The “impossibility” on which Catholic missionary activity has impaled itself during the last fifty years arises not from the people or the societies to be evangelised. It arises from within Catholics themselves and, from want of faith, by getting ensnared in a tangle of cloudily conceived ideas around religious freedom, ecumenism, and inter-religious dialogue. It is not our purpose here to identify and cut free what sound principles might be trapped in these thickets.
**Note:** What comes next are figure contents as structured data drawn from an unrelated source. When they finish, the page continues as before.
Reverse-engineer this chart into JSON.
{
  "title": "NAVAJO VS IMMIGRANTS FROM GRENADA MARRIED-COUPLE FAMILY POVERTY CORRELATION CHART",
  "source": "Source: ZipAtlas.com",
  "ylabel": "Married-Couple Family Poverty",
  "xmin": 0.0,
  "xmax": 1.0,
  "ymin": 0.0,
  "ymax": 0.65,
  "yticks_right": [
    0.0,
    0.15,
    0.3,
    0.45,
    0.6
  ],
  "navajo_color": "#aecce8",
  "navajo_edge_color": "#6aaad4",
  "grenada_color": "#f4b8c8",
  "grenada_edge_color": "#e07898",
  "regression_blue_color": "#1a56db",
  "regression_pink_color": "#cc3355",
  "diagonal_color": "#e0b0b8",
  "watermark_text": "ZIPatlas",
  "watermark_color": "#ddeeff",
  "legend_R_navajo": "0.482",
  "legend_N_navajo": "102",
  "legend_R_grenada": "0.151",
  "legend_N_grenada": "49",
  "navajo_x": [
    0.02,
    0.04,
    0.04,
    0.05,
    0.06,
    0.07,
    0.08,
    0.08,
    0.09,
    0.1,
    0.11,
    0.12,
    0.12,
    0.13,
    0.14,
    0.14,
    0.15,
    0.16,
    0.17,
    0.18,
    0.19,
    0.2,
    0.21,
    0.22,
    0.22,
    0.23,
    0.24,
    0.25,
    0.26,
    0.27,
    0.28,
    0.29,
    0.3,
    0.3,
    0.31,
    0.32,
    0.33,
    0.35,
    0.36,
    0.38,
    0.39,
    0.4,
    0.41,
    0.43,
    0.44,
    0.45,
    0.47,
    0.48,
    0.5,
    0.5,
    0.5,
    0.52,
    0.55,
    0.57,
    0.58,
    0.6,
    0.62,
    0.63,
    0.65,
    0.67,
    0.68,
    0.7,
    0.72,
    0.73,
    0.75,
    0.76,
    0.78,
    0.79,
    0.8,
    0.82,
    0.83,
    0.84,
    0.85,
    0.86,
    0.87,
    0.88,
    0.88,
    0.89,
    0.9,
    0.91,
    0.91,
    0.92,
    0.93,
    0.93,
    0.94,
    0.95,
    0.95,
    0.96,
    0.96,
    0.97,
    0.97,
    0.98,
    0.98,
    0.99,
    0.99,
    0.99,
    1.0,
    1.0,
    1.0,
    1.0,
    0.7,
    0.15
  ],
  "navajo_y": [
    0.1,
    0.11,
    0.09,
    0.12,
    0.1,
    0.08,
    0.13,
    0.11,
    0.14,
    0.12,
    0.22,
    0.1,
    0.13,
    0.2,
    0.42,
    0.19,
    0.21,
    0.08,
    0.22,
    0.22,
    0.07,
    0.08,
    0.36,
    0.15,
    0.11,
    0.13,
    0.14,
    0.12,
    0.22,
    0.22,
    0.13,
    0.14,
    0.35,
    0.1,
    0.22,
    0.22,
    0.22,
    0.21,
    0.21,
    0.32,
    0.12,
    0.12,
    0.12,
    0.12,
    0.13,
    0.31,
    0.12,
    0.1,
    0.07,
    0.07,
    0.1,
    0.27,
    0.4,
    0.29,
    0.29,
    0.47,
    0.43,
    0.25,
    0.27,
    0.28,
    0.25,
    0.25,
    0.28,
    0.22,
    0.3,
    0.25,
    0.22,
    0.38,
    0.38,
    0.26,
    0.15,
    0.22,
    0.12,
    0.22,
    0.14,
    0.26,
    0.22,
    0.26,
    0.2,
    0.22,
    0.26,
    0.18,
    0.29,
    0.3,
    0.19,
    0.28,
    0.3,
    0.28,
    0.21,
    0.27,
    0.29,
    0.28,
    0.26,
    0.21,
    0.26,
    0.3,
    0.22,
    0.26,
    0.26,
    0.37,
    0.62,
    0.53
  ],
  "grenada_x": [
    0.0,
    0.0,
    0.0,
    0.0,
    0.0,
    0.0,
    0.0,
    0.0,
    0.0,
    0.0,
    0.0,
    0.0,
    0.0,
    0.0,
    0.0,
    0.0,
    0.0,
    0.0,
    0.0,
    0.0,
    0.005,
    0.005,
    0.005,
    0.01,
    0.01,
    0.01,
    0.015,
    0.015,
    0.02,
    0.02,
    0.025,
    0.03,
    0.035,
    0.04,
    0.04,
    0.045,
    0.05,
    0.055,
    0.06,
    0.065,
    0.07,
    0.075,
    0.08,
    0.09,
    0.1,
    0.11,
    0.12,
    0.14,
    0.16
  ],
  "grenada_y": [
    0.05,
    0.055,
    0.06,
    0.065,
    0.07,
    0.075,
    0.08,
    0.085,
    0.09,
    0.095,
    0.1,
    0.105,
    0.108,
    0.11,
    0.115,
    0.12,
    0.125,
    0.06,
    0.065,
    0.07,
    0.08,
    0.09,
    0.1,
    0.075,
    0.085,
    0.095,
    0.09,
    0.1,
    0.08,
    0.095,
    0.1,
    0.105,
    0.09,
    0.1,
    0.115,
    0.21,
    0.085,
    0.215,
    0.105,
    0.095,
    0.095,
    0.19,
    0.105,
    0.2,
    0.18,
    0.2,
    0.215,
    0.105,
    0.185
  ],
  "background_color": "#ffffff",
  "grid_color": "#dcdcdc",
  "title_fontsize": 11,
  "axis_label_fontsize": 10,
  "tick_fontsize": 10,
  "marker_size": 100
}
Suffice it to say that, notwithstanding Kasperesque attempts to tease a salvation for all monotheists from Hebrews 11.6 – “For he that cometh to God must believe that he is, and is a rewarder to them that seek him” – there is no getting away from St Peter’s declaration:

Be it known to you all, and to all the people of Israel, that by the name of our Lord Jesus Christ of Nazareth … there is no other name under heaven given to men, whereby we must be saved” (Acts 4:10-12).

It should be no surprise, then, that when the present successor of St Peter came to compose a new Good Friday prayer for the conversion of the Jews to be inserted in the 1962 Missal (see our story on page 5), he chose to echo Acts 4 rather than Hebrews 11:

Let us pray also for the Jews.

May our God and Lord enlighten their hearts, so that they may acknowledge Jesus Christ, Saviour of all men.”

This prayer, combined with his pointedly public baptism of Magdi Allam, sends a definite message to the Church and the World: that salvation is of Jesus Christ and of Him alone and to those who are converted to His Name.

Perhaps the fog that has shrouded the Church so gloomily, and for a half-century, obscuring our sight of its identity and purpose, has begun to lift. The promised new, clear day is both ripe with promise and imminent with danger.


* The Realm: An Unfashionable Essay on the Conversion of England; by Aidan Nichols OP; Oxford: Family Publications, 2008; 160 pp.